Não sei se ele teria o mau-feitio de algumas boas almas, nem se estava a par de que saíra inteiro de um livro de Camilo. Sei que a minha avó regateou, o homem sentiu-se insultado, os berros chegaram ao outro lado da rua, os dele e os dela, e por fim surgiu uma terceira edição do “Amor de perdição” a preço de saldo. “E ainda sai daqui a sentir-se aldrabada”, resmungou o homem.
Não se tratara de uma compra, era antes um resgate, uma fuga da prisão.
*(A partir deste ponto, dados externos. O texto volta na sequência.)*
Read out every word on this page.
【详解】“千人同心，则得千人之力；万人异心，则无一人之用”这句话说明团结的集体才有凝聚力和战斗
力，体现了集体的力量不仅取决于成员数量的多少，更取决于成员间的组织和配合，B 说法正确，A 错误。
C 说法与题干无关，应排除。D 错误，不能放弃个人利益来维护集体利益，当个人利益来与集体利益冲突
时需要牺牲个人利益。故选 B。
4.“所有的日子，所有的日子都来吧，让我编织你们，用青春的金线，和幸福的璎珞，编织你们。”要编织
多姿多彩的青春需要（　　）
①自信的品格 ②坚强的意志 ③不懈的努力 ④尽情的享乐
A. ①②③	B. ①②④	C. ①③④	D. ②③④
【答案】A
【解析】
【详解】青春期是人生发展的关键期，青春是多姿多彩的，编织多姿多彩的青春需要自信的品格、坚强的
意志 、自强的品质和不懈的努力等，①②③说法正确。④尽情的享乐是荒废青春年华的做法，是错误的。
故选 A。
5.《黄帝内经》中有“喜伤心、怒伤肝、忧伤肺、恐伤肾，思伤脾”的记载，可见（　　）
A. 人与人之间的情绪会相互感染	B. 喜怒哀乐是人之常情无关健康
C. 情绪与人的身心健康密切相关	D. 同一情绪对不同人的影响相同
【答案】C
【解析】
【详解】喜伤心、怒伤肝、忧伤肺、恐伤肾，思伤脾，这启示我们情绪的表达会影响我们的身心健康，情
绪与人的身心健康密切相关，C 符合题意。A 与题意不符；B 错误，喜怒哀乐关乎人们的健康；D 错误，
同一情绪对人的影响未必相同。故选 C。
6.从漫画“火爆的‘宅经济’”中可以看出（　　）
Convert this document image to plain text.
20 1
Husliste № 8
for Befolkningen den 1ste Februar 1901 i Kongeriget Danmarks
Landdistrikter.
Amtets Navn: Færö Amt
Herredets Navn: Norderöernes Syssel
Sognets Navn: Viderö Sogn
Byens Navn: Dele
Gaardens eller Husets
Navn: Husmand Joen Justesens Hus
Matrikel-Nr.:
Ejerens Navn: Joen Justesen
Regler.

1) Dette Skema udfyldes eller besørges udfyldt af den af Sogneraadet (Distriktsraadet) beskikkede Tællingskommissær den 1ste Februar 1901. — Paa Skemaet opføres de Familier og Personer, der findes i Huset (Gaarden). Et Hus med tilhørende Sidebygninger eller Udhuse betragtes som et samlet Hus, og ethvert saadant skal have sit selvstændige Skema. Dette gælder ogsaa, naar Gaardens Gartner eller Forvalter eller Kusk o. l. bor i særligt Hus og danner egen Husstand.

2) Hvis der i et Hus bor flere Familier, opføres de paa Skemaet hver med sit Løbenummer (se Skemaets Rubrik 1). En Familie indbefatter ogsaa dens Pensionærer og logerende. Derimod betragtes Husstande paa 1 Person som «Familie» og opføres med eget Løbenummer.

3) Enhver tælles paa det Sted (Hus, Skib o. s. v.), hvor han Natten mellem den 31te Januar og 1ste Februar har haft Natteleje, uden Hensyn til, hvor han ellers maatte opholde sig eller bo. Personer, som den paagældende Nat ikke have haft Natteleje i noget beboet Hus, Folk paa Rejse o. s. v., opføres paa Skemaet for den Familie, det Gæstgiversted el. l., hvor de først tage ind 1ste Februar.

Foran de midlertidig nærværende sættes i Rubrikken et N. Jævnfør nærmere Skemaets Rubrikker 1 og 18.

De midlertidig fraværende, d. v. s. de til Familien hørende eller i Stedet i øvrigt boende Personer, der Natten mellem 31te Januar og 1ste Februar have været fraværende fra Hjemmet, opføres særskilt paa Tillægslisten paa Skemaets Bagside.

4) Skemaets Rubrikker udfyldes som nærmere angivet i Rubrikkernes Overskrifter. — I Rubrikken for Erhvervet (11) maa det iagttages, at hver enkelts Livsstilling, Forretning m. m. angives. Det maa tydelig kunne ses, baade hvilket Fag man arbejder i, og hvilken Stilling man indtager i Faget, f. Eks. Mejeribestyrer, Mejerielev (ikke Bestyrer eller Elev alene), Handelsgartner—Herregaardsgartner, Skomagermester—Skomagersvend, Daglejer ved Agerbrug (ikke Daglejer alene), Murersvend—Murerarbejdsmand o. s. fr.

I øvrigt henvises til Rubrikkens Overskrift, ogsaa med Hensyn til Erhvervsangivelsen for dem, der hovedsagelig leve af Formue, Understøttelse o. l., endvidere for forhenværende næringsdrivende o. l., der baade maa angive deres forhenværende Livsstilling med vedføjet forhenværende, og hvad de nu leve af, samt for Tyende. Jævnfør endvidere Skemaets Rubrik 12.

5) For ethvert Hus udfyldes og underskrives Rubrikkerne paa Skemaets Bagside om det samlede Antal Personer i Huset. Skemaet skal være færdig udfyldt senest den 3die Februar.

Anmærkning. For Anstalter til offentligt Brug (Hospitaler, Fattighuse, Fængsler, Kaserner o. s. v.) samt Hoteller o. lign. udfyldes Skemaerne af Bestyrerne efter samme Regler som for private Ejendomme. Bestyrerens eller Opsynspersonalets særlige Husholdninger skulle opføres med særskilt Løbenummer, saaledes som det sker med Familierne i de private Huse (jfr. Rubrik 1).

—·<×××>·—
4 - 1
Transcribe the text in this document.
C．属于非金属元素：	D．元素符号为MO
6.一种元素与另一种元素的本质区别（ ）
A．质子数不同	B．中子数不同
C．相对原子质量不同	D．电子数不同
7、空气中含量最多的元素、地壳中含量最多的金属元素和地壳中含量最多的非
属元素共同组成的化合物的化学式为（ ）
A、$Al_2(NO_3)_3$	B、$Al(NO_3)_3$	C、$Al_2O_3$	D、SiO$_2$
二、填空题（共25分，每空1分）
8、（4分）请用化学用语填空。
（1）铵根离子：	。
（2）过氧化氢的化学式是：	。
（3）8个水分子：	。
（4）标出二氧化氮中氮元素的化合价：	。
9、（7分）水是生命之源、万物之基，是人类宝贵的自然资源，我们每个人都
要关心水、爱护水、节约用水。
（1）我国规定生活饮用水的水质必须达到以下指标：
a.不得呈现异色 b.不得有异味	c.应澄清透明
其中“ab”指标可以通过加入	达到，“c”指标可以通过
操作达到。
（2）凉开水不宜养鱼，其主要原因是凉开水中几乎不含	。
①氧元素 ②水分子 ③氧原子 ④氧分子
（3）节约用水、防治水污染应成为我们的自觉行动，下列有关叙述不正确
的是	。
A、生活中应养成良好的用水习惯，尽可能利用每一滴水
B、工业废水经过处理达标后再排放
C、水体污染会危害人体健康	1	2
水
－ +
Já tínhamos saído e ainda ele se emaranhava nuns rancores estranhos que talvez se devessem à importância dos livros, suponho, ou de uma performance que dava à venda um sentido de perda. Como se o tivéssemos roubado. Lançou lá de dentro para mim: “Trata bem da Mariana, ouviste?”
Enquanto eu lia, o alfarrabista, intrometido, continuava a falar em defesa da Mariana, desconfiado do amor de Simão e Teresa, fatal demais para existir fora de páginas que chegaram a Camilo pelas mãos de Shakespeare. Um amor que existe como medida da contrariedade.
Pelo contrário, o amor da Mariana tinha corpo: aceitou Simão na proximidade, tratou-lhe das feridas, foi carnal no acto de curar. Deu-lhe de comer. Nesse sentido, viveu com quem amou. E Mariana é a única que verdadeiramente não se deixa apagar. Simão e Teresa não morrem, esfumam-se em amor, extinguem-se. Mariana decide morrer.
Tempos depois, voltei ao alfarrabista. Berrava como sempre, como sempre dizia a alguém que este mundo é aldrabar e ser aldrabado. E punha-se entre os compradores e os livros como se fosse um carcereiro. Preparava-se para nova investida quando me viu.
Deteve-se e pediu-me para o relembrar por quanto vendera o livro. Eu disse-lhe que a minha avó pagara não sei quantos euros. E ele voltou a berrar, insultado com a própria generosidade: “Onde tinha eu a cabeça? Uma pechincha!” Depois piscou-me o olho, todo ele suavizou como se estivéssemos os dois por dentro de um segredo. Os dois conhecíamos a Mariana. Concordei, era uma pechincha: cada livro tem o seu pequeno segredo - conhecê-lo sai sempre barato.